The camera-phone craze appears to have officially hit the United States, with Sprint PCS and Verizon Wireless both boasting of millions of picture messages passing over their networks every month. Indeed, new research released today by advisory firm Zelos Group shows the market for mobile-originated photos will grow from $10.3 million this year to more than $440 million in 2008.
“Camera phones are becoming increasingly more popular as evidenced by the more than 10 million pictures uploaded and sent over the enhanced nationwide PCS Network in the second quarter alone,” said John Garcia, senior vice president of marketing for sales and distribution with Sprint.
“In addition, we’re hearing about creative ways people are using these phones, whether it’s to share a funny moment or prevent a potential crime.”
In fact, the camera-phone market gained attention recently when a New Jersey teen used his camera phone to stop an apparent kidnapping. According to the widely reported story, a 15-year-old New Jersey teen was approached by a man attempting to lure him into his car, but the teen foiled the apparent abduction attempt by snapping pictures of the man and his license plate number using his Sprint PCS camera phone. Police were later able to use the pictures to arrest the man.
The event serves to illustrate the growing interest in camera phones across the country.
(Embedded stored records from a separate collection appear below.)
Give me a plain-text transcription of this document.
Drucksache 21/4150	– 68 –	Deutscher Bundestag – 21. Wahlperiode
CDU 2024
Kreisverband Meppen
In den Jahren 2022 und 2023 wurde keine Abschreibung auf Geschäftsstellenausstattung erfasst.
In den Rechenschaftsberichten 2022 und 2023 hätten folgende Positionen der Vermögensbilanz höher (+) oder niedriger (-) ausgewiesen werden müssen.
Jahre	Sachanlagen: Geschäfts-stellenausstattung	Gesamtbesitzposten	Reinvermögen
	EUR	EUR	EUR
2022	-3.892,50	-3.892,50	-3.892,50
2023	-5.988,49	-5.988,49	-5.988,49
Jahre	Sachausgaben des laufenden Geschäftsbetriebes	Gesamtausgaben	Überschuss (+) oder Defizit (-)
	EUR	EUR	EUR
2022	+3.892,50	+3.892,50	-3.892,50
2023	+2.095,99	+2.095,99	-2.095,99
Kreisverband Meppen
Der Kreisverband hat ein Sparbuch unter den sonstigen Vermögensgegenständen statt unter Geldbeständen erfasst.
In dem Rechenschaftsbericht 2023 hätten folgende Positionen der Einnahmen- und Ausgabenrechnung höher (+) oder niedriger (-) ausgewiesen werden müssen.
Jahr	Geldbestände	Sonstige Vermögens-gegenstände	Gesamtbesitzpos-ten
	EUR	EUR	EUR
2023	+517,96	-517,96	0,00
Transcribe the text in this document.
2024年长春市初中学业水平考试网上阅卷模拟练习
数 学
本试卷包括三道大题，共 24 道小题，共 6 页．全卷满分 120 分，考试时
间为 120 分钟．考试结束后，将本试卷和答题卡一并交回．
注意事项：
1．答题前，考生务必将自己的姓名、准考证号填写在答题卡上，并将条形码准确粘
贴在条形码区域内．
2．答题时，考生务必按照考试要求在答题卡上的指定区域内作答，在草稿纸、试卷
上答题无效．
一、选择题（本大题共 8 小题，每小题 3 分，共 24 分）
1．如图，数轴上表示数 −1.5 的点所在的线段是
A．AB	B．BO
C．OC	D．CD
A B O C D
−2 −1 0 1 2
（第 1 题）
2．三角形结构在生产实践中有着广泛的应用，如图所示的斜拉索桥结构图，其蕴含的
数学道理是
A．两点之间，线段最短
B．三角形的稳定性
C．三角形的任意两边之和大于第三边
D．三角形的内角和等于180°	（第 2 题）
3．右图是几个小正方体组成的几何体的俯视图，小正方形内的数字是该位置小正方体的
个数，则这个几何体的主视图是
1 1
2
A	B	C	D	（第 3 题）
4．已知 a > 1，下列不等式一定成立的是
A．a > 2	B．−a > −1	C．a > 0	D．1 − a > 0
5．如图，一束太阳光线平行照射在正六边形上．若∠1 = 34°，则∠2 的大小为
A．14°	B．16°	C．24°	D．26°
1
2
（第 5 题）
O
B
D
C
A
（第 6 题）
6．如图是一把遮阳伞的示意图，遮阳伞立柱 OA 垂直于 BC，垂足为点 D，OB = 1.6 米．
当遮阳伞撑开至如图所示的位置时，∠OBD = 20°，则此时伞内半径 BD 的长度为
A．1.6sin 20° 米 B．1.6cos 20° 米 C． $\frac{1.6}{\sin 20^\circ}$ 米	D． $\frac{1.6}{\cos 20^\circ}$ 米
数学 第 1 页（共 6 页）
Indeed, camera phones appear to be selling so well that one industry analyst predicts sales of camera phones could soon exceed the combined total sales of regular digital cameras and those that require film.
“Sales of cell phones with cameras embedded could reach 50 million units, and phones that have cameras as a separate attachment could see another 40 million units,” said analyst Tony Henning with Future Image. “So this year is probably a toss-up as to who sells more, but next year is no contest.”
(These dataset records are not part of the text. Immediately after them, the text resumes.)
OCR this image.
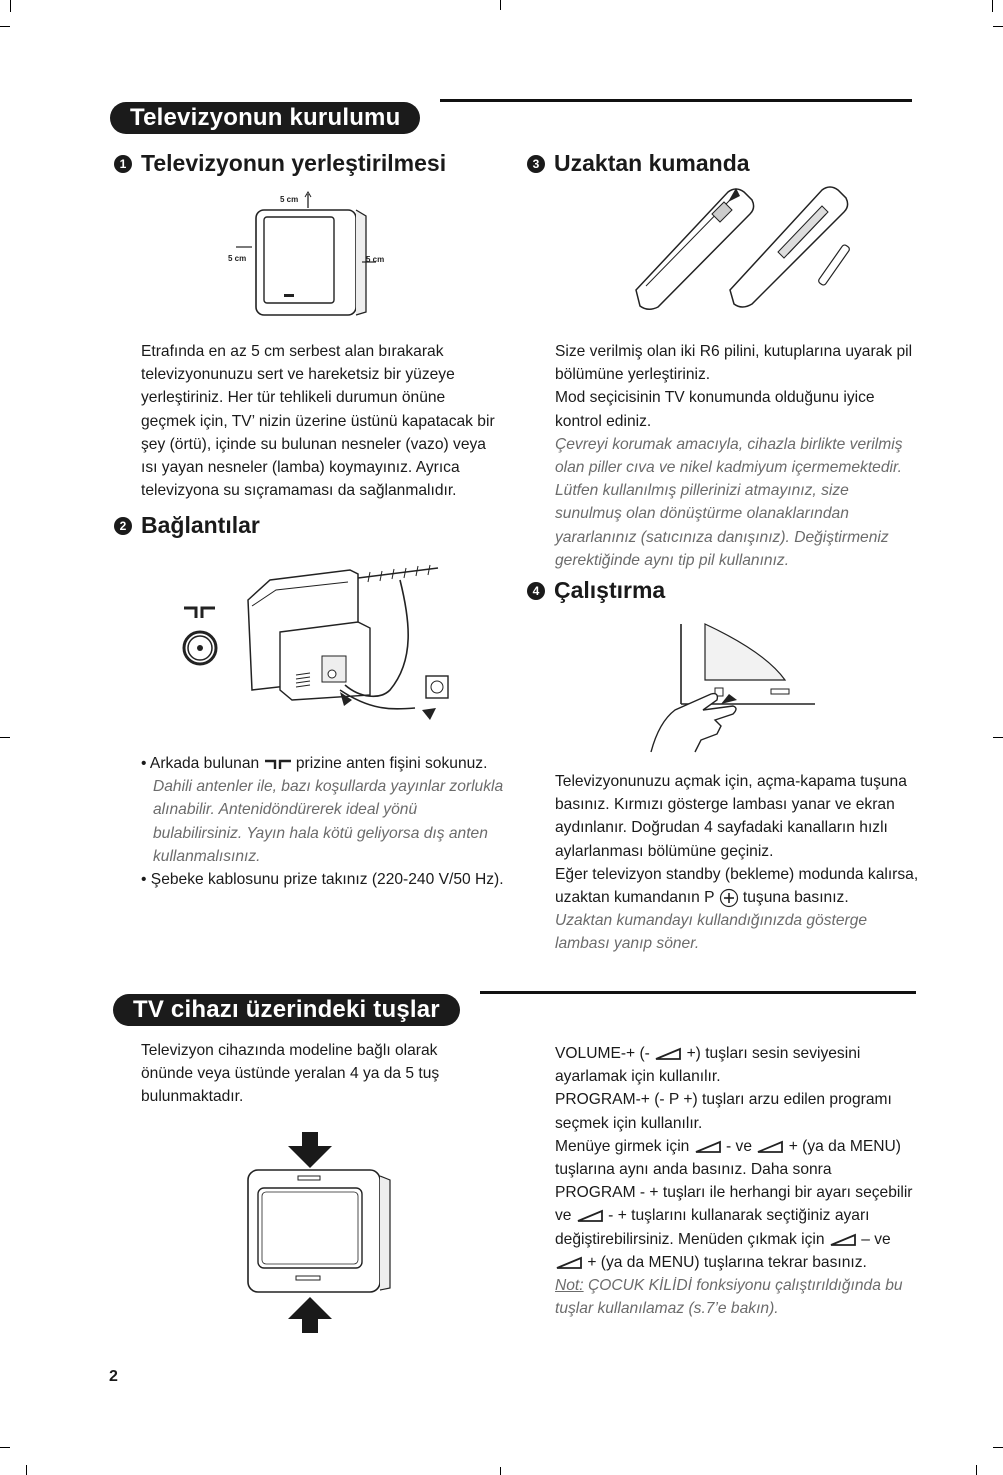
Televizyonun kurulumu
1 Televizyonun yerleştirilmesi
5 cm
5 cm	5 cm

Etrafında en az 5 cm serbest alan bırakarak televizyonunuzu sert ve hareketsiz bir yüzeye yerleştiriniz. Her tür tehlikeli durumun önüne geçmek için, TV’ nizin üzerine üstünü kapatacak bir şey (örtü), içinde su bulunan nesneler (vazo) veya ısı yayan nesneler (lamba) koymayınız. Ayrıca televizyona su sıçramaması da sağlanmalıdır.

2 Bağlantılar

• Arkada bulunan prizine anten fişini sokunuz.

Dahili antenler ile, bazı koşullarda yayınlar zorlukla alınabilir. Antenidöndürerek ideal yönü bulabilirsiniz. Yayın hala kötü geliyorsa dış anten kullanmalısınız.

• Şebeke kablosunu prize takınız (220-240 V/50 Hz).

3 Uzaktan kumanda

Size verilmiş olan iki R6 pilini, kutuplarına uyarak pil bölümüne yerleştiriniz.

Mod seçicisinin TV konumunda olduğunu iyice kontrol ediniz.

Çevreyi korumak amacıyla, cihazla birlikte verilmiş olan piller cıva ve nikel kadmiyum içermemektedir. Lütfen kullanılmış pillerinizi atmayınız, size sunulmuş olan dönüştürme olanaklarından yararlanınız (satıcınıza danışınız). Değiştirmeniz gerektiğinde aynı tip pil kullanınız.

4 Çalıştırma

Televizyonunuzu açmak için, açma-kapama tuşuna basınız. Kırmızı gösterge lambası yanar ve ekran aydınlanır. Doğrudan 4 sayfadaki kanalların hızlı aylarlanması bölümüne geçiniz.

Eğer televizyon standby (bekleme) modunda kalırsa, uzaktan kumandanın P tuşuna basınız.

Uzaktan kumandayı kullandığınızda gösterge lambası yanıp söner.

TV cihazı üzerindeki tuşlar

Televizyon cihazında modeline bağlı olarak önünde veya üstünde yeralan 4 ya da 5 tuş bulunmaktadır.

VOLUME-+ (- +) tuşları sesin seviyesini ayarlamak için kullanılır.

PROGRAM-+ (- P +) tuşları arzu edilen programı seçmek için kullanılır.

Menüye girmek için - ve + (ya da MENU) tuşlarına aynı anda basınız. Daha sonra PROGRAM - + tuşları ile herhangi bir ayarı seçebilir ve - + tuşlarını kullanarak seçtiğiniz ayarı değiştirebilirsiniz. Menüden çıkmak için – ve  + (ya da MENU) tuşlarına tekrar basınız.

Not: ÇOCUK KİLİDİ fonksiyonu çalıştırıldığında bu tuşlar kullanılamaz (s.7’e bakın).

2
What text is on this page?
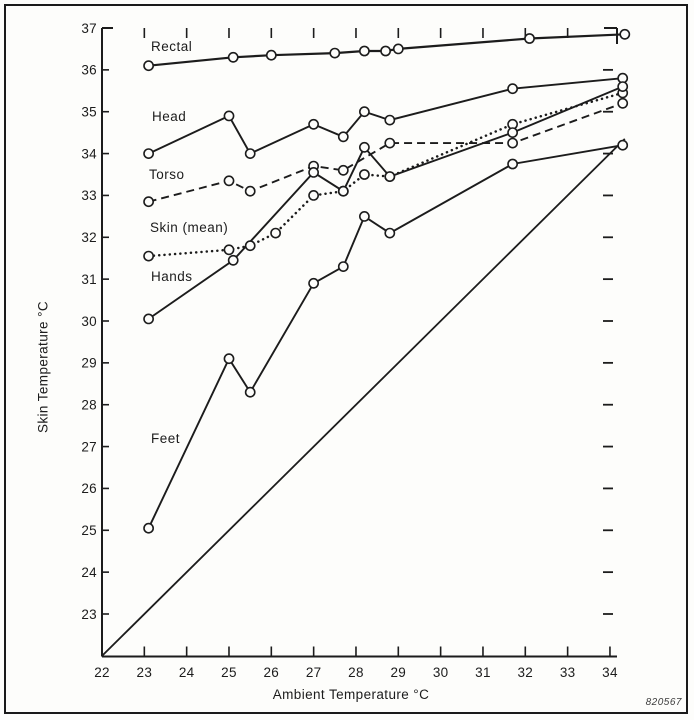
37
36
35
34
33
32
31
30
29
28
27
26
25
24
23
22 23 24 25 26 27 28 29 30 31 32 33 34
Rectal
Head
Torso
Skin (mean)
Hands
Feet
Skin Temperature °C
Ambient Temperature °C
820567
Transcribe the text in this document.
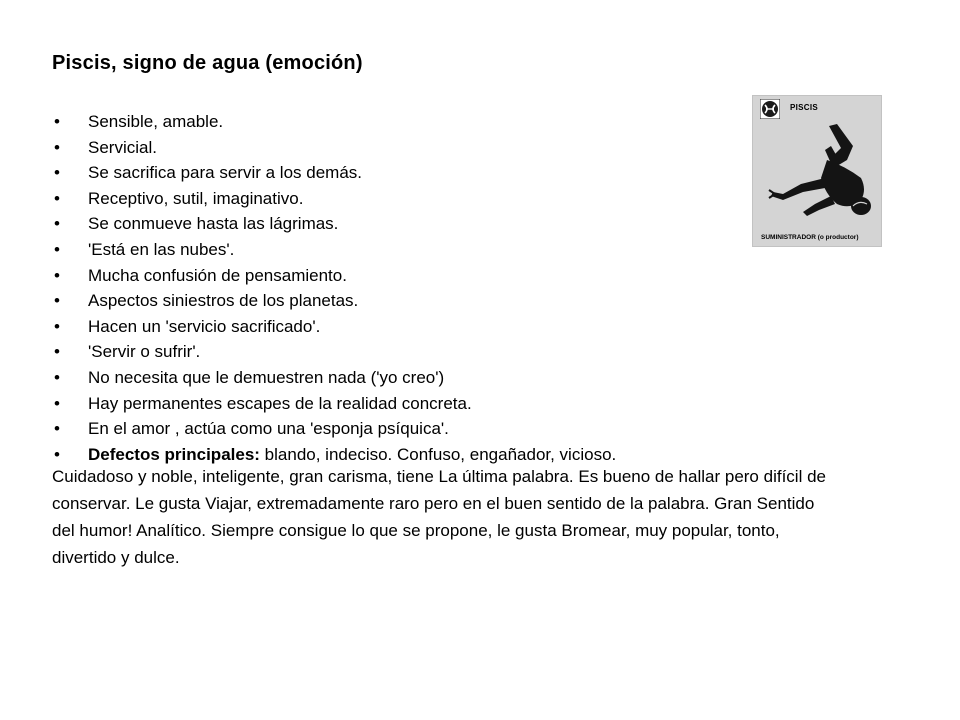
Piscis, signo de agua (emoción)
• Sensible, amable.
• Servicial.
• Se sacrifica para servir a los demás.
• Receptivo, sutil, imaginativo.
• Se conmueve hasta las lágrimas.
• 'Está en las nubes'.
• Mucha confusión de pensamiento.
• Aspectos siniestros de los planetas.
• Hacen un 'servicio sacrificado'.
• 'Servir o sufrir'.
• No necesita que le demuestren nada ('yo creo')
• Hay permanentes escapes de la realidad concreta.
• En el amor , actúa como una 'esponja psíquica'.
• Defectos principales: blando, indeciso. Confuso, engañador, vicioso.

Cuidadoso y noble, inteligente, gran carisma, tiene La última palabra. Es bueno de hallar pero difícil de conservar. Le gusta Viajar, extremadamente raro pero en el buen sentido de la palabra. Gran Sentido del humor! Analítico. Siempre consigue lo que se propone, le gusta Bromear, muy popular, tonto, divertido y dulce.

PISCIS
SUMINISTRADOR (o productor)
Looking to cash in on the trend is Sprint PCS, which sold the first integrated camera phone in the United States in 2001. Sprint announced subscribers sent more than 10 million pictures over its PCS network in the second quarter. The carrier also announced it will sell the new PCS Vision Picture Phone VGA1000 by Samsung for $160.
Not to be left out, Verizon Wireless announced its customers shared more than 1 million picture messages in less than 30 days since its service launch July 8.
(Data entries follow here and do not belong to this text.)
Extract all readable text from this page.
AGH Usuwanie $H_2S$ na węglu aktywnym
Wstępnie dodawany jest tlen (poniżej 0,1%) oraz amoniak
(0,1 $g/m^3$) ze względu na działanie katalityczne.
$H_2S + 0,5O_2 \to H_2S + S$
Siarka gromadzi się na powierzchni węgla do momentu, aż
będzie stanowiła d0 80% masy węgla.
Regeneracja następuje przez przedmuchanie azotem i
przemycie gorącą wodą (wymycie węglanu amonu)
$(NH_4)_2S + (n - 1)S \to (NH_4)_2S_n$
“Verizon Wireless customers are proving picture messaging is a fun and useful tool with enormous potential, and the remarkable results of the service is proof that customers demand quality, easy-to-use features, and they want them on the best wireless network,” said John Stratton, vice president and chief marketing officer for Verizon Wireless.
However, some issues still need to be ironed out in the camera-phone industry, said Henning.
“The big hurdle in North America is interoperability,” he said. “Right now, the sender and receiver of a cell-phone image have to be on the same network for instant, peer-to-peer messaging. The hurdle is not technical; it’s economic and political. It comes down to money and territory. The various carriers have to decide how to divvy up the revenues.”
Not all analyst firms are in agreement over the mechanics of the market, however. In today’s Zelos Group report, “US Photo Messaging: Internet Services Will Drive Market Acceptance,” the firm asserts that camera phones will not replace the need for digital cameras, and that picture messaging interoperability is not necessary for the market to grow.
“The utility of imaging is immediately obvious to a substantial portion of mobile subscribers,” said Seamus McAteer, the firm’s senior analyst and author of the report. “Consumers will use images captured with camera handsets as a way to add visual context to communications, vs. using them for a long-term memorial record.”
Further, McAteer said messaging interoperability, which allows users to send picture messages from one phone to another, is not an immediate concern as most users simply will send their messages to an e-mail address. McAteer said interoperability won’t likely occur until 2005.
“This is still a nascent market. Only 4 percent of mobile subscribers will have camera-enabled handsets by the end of the year, and they will send about two mobile originated photos per month, on average,” McAteer said. “Photo messaging will be an important incremental source of revenue for mobile carriers and will account for about 2 percent of average revenue per active user in 2008. The proliferation of handsets that support multimedia messaging will also provide another target for delivery of interactive media such as interactive horoscopes, and short animations that will satiate the mobile users desire for diversionary entertainment.”